In an effort towards reducing urban noise pollution, the engagement of citizens is crucial, yet by no means sufficient on its own. Indeed, the rate of complaints that are transmitted, in a given neighborhood, through a municipal service such as 3-1-1, is not necessarily proportional to the level of noise pollution in that neighborhood. In the case of New York City, the Department of Environmental Protection is in charge of attending to the subset of noise complaints which are caused by static sources, including construction and traffic. Unfortunately, statistical evidence demonstrates that, although harmful levels of noise predominantly affect low-income and unemployed New Yorkers, these residents are the least likely to take the initiative of filing a complaint to the city officials. Such a gap between reported exposure and actual exposure raises the challenge of improving fairness, accountability, and transparency in public policies against noise pollution.
Source: DCASE 2019 Task 5
Motivation
Noise pollution is one of the topmost quality of life issues for urban residents in the United States. It has been estimated that 9 out of 10 adults in New York City are exposed to excessive noise levels, i.e. beyond the limit of what the EPA considers to be harmful. When applied to U.S. cities of more than 4 million inhabitants, such estimates extend to over 72 million urban residents.

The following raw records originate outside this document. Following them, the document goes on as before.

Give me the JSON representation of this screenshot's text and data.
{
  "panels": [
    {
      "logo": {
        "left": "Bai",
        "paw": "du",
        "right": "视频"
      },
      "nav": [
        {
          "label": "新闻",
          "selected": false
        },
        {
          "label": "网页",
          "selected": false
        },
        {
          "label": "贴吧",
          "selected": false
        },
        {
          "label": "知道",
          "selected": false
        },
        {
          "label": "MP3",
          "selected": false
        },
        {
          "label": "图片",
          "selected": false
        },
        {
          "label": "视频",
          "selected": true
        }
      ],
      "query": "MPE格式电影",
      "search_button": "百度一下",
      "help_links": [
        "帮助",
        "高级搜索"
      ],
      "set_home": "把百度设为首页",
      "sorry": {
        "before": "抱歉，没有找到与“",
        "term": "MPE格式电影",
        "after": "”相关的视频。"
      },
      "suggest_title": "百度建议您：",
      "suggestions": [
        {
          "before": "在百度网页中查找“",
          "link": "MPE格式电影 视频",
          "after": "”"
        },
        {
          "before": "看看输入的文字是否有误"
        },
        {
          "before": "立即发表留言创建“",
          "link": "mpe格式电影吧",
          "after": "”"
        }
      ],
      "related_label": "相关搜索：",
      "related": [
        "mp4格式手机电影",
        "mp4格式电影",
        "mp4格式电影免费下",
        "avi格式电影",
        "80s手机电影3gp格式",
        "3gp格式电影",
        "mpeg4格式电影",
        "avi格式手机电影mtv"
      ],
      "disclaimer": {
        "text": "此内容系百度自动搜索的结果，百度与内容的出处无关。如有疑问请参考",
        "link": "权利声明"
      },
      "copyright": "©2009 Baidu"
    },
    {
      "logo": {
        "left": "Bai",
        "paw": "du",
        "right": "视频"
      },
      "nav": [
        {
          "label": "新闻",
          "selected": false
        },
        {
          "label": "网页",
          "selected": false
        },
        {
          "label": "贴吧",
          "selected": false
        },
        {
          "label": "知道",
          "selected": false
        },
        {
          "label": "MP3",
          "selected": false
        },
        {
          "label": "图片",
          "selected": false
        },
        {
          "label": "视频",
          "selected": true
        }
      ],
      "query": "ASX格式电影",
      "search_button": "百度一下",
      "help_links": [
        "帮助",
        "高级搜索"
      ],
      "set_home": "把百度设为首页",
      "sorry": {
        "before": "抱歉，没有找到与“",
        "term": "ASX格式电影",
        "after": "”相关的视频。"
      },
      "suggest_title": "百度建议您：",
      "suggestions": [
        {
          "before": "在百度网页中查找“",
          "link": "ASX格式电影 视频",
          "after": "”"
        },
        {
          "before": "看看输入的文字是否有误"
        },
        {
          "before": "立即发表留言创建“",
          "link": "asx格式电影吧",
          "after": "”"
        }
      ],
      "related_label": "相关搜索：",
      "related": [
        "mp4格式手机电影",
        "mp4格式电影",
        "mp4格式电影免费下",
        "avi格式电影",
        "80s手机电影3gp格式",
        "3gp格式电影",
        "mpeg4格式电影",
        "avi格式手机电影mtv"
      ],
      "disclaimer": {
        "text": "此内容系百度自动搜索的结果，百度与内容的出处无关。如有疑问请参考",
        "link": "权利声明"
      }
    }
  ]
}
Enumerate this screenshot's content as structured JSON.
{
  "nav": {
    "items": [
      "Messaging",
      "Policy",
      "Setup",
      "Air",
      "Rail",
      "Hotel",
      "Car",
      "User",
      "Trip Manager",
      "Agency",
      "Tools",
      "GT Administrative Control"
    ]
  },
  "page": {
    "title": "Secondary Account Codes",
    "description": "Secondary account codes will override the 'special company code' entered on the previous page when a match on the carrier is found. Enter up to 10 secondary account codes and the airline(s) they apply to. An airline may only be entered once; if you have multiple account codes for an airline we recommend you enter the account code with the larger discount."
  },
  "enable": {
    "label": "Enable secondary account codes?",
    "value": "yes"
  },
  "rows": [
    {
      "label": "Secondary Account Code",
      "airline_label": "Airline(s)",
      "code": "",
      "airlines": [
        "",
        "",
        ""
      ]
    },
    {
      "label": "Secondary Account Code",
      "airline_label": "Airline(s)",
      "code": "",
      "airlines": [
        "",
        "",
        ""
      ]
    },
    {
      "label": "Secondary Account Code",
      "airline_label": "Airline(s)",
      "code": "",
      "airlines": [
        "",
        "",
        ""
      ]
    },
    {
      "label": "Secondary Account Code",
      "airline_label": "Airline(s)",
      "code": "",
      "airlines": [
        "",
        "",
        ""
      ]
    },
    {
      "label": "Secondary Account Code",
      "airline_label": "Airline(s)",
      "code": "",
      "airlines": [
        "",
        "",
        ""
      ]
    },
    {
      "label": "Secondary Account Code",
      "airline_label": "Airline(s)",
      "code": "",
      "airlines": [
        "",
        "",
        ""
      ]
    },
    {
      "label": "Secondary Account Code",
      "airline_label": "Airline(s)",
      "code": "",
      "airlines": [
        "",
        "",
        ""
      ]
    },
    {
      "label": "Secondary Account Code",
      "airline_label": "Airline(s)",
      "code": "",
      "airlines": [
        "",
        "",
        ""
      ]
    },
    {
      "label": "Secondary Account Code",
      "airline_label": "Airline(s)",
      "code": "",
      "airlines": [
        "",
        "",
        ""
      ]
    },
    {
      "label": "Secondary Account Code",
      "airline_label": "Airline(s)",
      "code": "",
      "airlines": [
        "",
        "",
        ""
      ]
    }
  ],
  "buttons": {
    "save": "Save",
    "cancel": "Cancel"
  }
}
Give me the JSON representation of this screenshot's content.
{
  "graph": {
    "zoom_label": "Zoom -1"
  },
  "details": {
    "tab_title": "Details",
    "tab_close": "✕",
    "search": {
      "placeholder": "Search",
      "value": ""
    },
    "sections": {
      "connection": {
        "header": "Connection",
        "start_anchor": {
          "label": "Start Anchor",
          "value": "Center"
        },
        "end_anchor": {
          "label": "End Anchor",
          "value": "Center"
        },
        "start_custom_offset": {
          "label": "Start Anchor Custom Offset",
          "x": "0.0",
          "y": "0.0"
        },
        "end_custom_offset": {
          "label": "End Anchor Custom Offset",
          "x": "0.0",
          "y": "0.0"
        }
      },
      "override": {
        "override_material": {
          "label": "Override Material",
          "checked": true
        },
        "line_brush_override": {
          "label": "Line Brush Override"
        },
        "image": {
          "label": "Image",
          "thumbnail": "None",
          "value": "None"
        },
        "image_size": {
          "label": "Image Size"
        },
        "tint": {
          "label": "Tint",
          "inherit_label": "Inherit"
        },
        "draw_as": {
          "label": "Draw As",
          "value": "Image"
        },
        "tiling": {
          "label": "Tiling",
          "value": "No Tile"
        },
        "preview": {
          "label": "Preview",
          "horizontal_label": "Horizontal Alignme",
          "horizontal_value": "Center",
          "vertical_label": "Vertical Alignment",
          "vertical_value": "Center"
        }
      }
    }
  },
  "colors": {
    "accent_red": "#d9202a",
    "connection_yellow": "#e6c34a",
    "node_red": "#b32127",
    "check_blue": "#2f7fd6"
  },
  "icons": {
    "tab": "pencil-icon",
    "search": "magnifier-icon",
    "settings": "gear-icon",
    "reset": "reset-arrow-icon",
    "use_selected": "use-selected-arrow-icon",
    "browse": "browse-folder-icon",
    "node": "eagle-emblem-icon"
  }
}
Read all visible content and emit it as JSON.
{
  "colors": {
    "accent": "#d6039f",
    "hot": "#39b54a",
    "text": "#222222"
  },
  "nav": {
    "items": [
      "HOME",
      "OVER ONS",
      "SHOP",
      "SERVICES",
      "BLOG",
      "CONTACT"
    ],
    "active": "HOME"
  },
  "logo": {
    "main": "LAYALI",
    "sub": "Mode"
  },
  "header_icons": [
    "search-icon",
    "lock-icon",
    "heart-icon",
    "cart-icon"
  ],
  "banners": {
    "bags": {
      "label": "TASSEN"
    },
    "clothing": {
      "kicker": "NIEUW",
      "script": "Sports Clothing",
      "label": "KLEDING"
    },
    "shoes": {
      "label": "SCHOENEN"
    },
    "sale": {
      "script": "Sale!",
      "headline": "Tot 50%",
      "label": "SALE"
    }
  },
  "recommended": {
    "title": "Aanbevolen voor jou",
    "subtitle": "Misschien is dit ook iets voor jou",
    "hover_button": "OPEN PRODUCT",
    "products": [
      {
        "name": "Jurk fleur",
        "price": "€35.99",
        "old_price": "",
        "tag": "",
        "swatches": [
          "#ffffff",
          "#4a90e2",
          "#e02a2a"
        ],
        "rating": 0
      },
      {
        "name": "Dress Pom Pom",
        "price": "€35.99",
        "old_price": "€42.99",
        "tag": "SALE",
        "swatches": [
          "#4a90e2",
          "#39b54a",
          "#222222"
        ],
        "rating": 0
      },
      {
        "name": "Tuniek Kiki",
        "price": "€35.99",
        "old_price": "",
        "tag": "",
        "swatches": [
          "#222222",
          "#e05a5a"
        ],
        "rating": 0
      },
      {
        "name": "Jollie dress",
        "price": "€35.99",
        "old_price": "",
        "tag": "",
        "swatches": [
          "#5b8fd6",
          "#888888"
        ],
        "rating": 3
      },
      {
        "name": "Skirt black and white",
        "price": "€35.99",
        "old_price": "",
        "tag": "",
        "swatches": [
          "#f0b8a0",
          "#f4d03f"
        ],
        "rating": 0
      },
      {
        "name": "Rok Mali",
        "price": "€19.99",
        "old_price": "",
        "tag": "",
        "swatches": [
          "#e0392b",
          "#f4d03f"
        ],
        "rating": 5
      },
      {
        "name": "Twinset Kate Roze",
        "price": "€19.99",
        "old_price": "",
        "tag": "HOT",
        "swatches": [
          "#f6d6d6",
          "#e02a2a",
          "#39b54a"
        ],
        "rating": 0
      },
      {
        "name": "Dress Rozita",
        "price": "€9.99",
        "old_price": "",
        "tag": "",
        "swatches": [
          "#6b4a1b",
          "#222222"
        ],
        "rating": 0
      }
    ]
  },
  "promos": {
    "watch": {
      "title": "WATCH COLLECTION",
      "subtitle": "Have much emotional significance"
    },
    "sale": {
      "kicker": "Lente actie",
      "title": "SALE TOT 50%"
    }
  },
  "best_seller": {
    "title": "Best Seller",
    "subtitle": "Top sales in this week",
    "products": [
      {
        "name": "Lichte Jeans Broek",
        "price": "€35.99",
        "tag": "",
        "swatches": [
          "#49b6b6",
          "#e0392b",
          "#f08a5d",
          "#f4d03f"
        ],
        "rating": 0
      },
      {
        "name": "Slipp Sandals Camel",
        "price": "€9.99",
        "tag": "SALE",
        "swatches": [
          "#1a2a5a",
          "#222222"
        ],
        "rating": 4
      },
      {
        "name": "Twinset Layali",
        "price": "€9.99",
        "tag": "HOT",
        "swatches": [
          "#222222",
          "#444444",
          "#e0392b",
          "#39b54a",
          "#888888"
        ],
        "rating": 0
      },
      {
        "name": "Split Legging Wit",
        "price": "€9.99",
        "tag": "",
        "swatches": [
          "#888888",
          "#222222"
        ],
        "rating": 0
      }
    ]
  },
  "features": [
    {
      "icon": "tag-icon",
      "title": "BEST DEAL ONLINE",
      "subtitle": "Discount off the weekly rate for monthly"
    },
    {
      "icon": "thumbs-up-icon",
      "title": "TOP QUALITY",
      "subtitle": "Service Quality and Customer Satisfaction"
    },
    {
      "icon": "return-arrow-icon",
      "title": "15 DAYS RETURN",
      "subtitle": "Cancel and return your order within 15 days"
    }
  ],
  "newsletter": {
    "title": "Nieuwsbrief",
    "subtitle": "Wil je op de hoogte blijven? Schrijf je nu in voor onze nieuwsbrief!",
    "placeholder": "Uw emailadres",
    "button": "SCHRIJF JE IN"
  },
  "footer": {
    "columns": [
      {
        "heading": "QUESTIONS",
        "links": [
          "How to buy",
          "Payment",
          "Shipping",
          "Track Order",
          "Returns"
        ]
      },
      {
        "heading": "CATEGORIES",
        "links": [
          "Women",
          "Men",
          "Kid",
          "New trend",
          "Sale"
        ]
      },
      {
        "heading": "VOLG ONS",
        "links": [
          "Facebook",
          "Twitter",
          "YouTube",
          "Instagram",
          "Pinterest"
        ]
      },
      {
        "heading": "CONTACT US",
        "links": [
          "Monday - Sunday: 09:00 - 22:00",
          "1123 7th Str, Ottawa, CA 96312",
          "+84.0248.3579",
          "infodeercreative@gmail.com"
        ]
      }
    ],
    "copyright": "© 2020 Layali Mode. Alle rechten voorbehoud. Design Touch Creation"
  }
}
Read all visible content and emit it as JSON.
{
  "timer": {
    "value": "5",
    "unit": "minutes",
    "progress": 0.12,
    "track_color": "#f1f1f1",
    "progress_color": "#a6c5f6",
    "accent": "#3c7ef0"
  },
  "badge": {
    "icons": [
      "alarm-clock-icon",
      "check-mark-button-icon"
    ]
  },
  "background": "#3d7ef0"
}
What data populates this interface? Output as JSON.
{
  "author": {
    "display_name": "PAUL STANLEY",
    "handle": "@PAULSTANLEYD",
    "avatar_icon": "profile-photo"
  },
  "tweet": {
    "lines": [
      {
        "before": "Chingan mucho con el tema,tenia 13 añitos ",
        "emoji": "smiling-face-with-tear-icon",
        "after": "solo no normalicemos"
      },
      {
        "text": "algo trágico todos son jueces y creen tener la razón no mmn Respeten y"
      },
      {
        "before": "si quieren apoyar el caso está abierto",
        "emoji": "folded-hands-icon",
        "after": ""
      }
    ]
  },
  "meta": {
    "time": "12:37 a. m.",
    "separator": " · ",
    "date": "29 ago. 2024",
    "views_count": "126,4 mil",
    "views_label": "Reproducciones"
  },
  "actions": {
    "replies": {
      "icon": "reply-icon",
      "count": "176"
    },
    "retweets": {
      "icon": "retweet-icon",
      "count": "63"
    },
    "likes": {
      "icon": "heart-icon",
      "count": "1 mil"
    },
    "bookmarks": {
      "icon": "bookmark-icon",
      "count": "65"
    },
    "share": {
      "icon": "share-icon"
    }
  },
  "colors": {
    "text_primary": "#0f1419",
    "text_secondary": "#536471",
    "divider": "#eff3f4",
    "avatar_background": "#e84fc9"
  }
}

The objectives of SONYC (Sounds of New York City) are to create technological solutions for: (1) the systematic, constant monitoring of noise pollution at city scale; (2) the accurate description of acoustic environments in terms of its composing sources; (3) broadening citizen participation in noise reporting and mitigation; and (4) enabling city agencies to take effective, information-driven action for noise mitigation.
SONYC is an independent research project for mitigating urban noise pollution. One of its aims is to map the spatiotemporal distribution of noise at the scale of a megacity like New York, in real time, and throughout multiple years. To this end, SONYC has designed an acoustic sensor for noise pollution monitoring. This sensor combines a relatively high accuracy in sound acquisition with a relatively low production cost. Between 2015 and 2019, over 50 different sensors have been assembled and deployed in various areas of New York City. Collectively, these sensors have gathered the equivalent of 37 years of audio data.
Every year, the SONYC acoustic sensor network records millions of such audio snippets. This automated procedure of data acquisition, in its own right, gives some insight into the overall rumble of New York City through time and space. However, as of today, each SONYC sensor merely returns an overall sound pressure level (SPL) in its immediate vicinity, without breaking it down into specific components. From a perceptual standpoint, not all sources of outdoor noise are equally unpleasant. For this reason, determining whether a given acoustic scene comes in violation of the noise code requires, more than an SPL estimate in decibels, a list of all active sources in the scene. In other words, in the context of automated noise pollution monitoring, the resort to computational methods for detection and classification of acoustic scenes and events (DCASE) appears as necessary.
Source: SONYC project and DCASE 2019 Task 5.
Project overview
You will work in teams. Each team will compete with others to develop the best-performing urban sound tagging system. At the end of the project, all proposed systems will be ranked based on their performance.